Extract from The Guardian
International Monetary Fund (IMF)
International Monetary Fund warns window for holding temperature increases to safe levels is ‘rapidly closing’
Last modified on Wed 14 Oct 2020 00.14 AEDT
The International Monetary Fund says a combination of carbon pricing and an “initial green stimulus” would turbocharge economic recovery from the coronavirus, and help put the global economy on a sustainable growth path post-pandemic.
The IMF has used the World Economic Outlook, which analyses the impact of the pandemic on the global economy, to castigate existing policies to reduce emissions as “grossly insufficient to date”.
It warns the window for attaining net zero emissions by 2050 and holding temperature increases to safe levels is “rapidly closing”. It notes that global sea levels are rising, and evidence is mounting that the world is closer to abrupt and irreversible changes, “so-called tipping points”, than previously thought.
Without further action to reduce greenhouse gas emissions, the IMF says, “the planet is on course to reach temperatures not seen in millions of years, with potentially catastrophic implications”.
The IMF says while the pandemic and the global recession accompanying it has reduced emissions, that decline will be temporary, and under status quo policies “emissions will continue to rise relentlessly, and global temperatures could increase by an additional 2–5°C by the end of this century … increasing the risk of catastrophic outcomes across the planet”.
It says if nations, both developed and developing, resolved post-pandemic to pursue a green recovery, applying a combination of carbon pricing and green stimulus, coupled with compensation for lower-income households to make the transition fair, the world would plot a sustainable path out of deep recession and combat the growing climate crisis.
The IMF says green stimulus “would help boost growth and employment in the first few years, when the economy is depressed” even though carbon pricing drives structural adjustment and generates transition costs.
It notes from a macroeconomic and public finance perspective “the next decade is the best time for governments to invest and borrow, given that interest rates for many large emitters are likely to stay low for long, suggesting that an aggressive investment policy would be affordable and desirable”.

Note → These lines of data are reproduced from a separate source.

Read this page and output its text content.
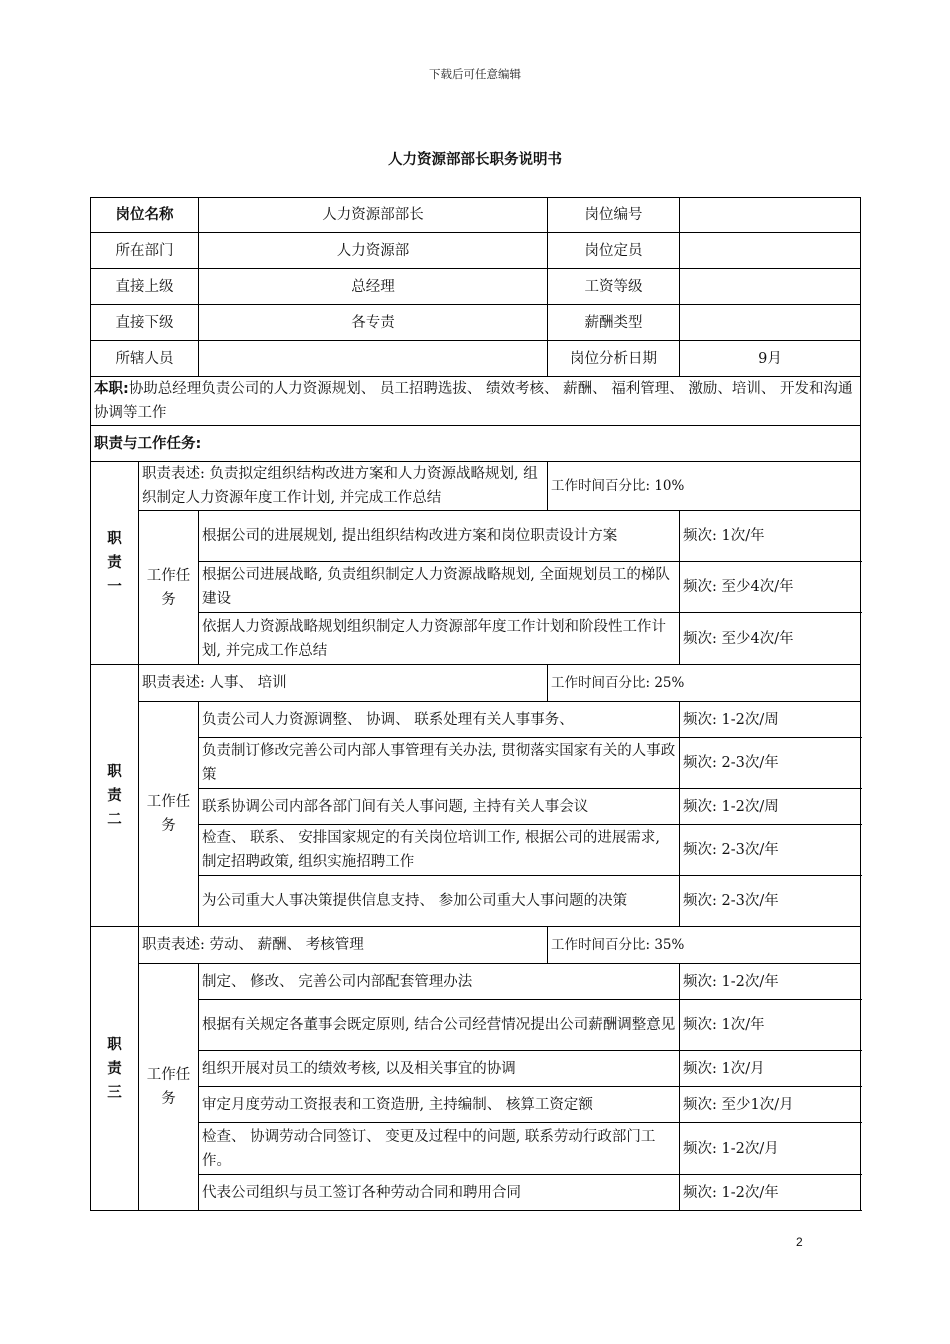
下载后可任意编辑
人力资源部部长职务说明书
岗位名称		人力资源部部长	岗位编号	
所在部门		人力资源部	岗位定员	
直接上级		总经理	工资等级	
直接下级		各专责	薪酬类型	
所辖人员			岗位分析日期	9月
本职:协助总经理负责公司的人力资源规划、 员工招聘选拔、 绩效考核、 薪酬、 福利管理、 激励、培训、 开发和沟通协调等工作				
职责与工作任务:				
职
责
一	职责表述: 负责拟定组织结构改进方案和人力资源战略规划, 组织制定人力资源年度工作计划, 并完成工作总结		工作时间百分比: 10%	
	工作任务	根据公司的进展规划, 提出组织结构改进方案和岗位职责设计方案		频次: 1次/年
		根据公司进展战略, 负责组织制定人力资源战略规划, 全面规划员工的梯队建设		频次: 至少4次/年
		依据人力资源战略规划组织制定人力资源部年度工作计划和阶段性工作计划, 并完成工作总结		频次: 至少4次/年
职
责
二	职责表述: 人事、 培训		工作时间百分比: 25%	
	工作任务	负责公司人力资源调整、 协调、 联系处理有关人事事务、		频次: 1-2次/周
		负责制订修改完善公司内部人事管理有关办法, 贯彻落实国家有关的人事政策		频次: 2-3次/年
		联系协调公司内部各部门间有关人事问题, 主持有关人事会议		频次: 1-2次/周
		检查、 联系、 安排国家规定的有关岗位培训工作, 根据公司的进展需求, 制定招聘政策, 组织实施招聘工作		频次: 2-3次/年
		为公司重大人事决策提供信息支持、 参加公司重大人事问题的决策		频次: 2-3次/年
职
责
三	职责表述: 劳动、 薪酬、 考核管理		工作时间百分比: 35%	
	工作任务	制定、 修改、 完善公司内部配套管理办法		频次: 1-2次/年
		根据有关规定各董事会既定原则, 结合公司经营情况提出公司薪酬调整意见		频次: 1次/年
		组织开展对员工的绩效考核, 以及相关事宜的协调		频次: 1次/月
		审定月度劳动工资报表和工资造册, 主持编制、 核算工资定额		频次: 至少1次/月
		检查、 协调劳动合同签订、 变更及过程中的问题, 联系劳动行政部门工作。		频次: 1-2次/月
		代表公司组织与员工签订各种劳动合同和聘用合同		频次: 1-2次/年
2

It says as the world comes out of the coronavirus recession, governments could ratchet up carbon pricing schemes to drive substantial declines in greenhouse gas emissions with only moderate impacts on economic growth.
“Over the longer term, the economy would be on a higher growth and output path because substantial damages from climate change would be avoided,” it says.
The IMF says relative to the status quo, a green recovery package followed by sustained mitigation would significantly boost incomes in the second half of the century by avoiding damages and catastrophic risks from climate change.
It says the policy mix could include:
Governments creating an 80% subsidy rate on renewables production and a 10-year green public investment program starting at 1% of gross domestic product and declining to zero over a decade.
Carbon prices calibrated to achieve an 80% reduction in emissions by 2050, after accounting for emission reductions from the green fiscal stimulus.
Households receiving compensation equal to one-fourth of carbon tax revenues, with the green recovery bankrolled by debt financing for the first decade given the low inflation and low interest rates outlook.
Australia’s tortured climate politics have led it in the opposite direction. The Coalition signed up to an emissions trading scheme in the final 12 months of the Howard government, but the Liberal and National parties now reject that position.
Australia implemented a carbon pricing scheme during the tenure of the Gillard government that included compensation for households and business, but that policy was repealed by the Coalition in 2013 after Tony Abbott won an election by weaponising the policy as a “carbon tax” and demanding the scheme be repealed.
The Morrison government has thus far refused to commit to a target of net zero emissions by 2050 despite that target being supported by state and territory governments and a range of influential business groups – including groups that once opposed carbon pricing.
A leading Australian business lobby, the Ai Group, has called for the two biggest economic challenges in memory – recovery from the Covid-19 pandemic and cutting greenhouse gas emissions – to be addressed together, saying it would boost growth and put the country on a firm long-term footing.
But the Morrison government is pursuing what it calls a “gas-led” recovery from the pandemic, including increasing gas supply by opening up five new gas basins, starting in the Northern Territory and Queensland.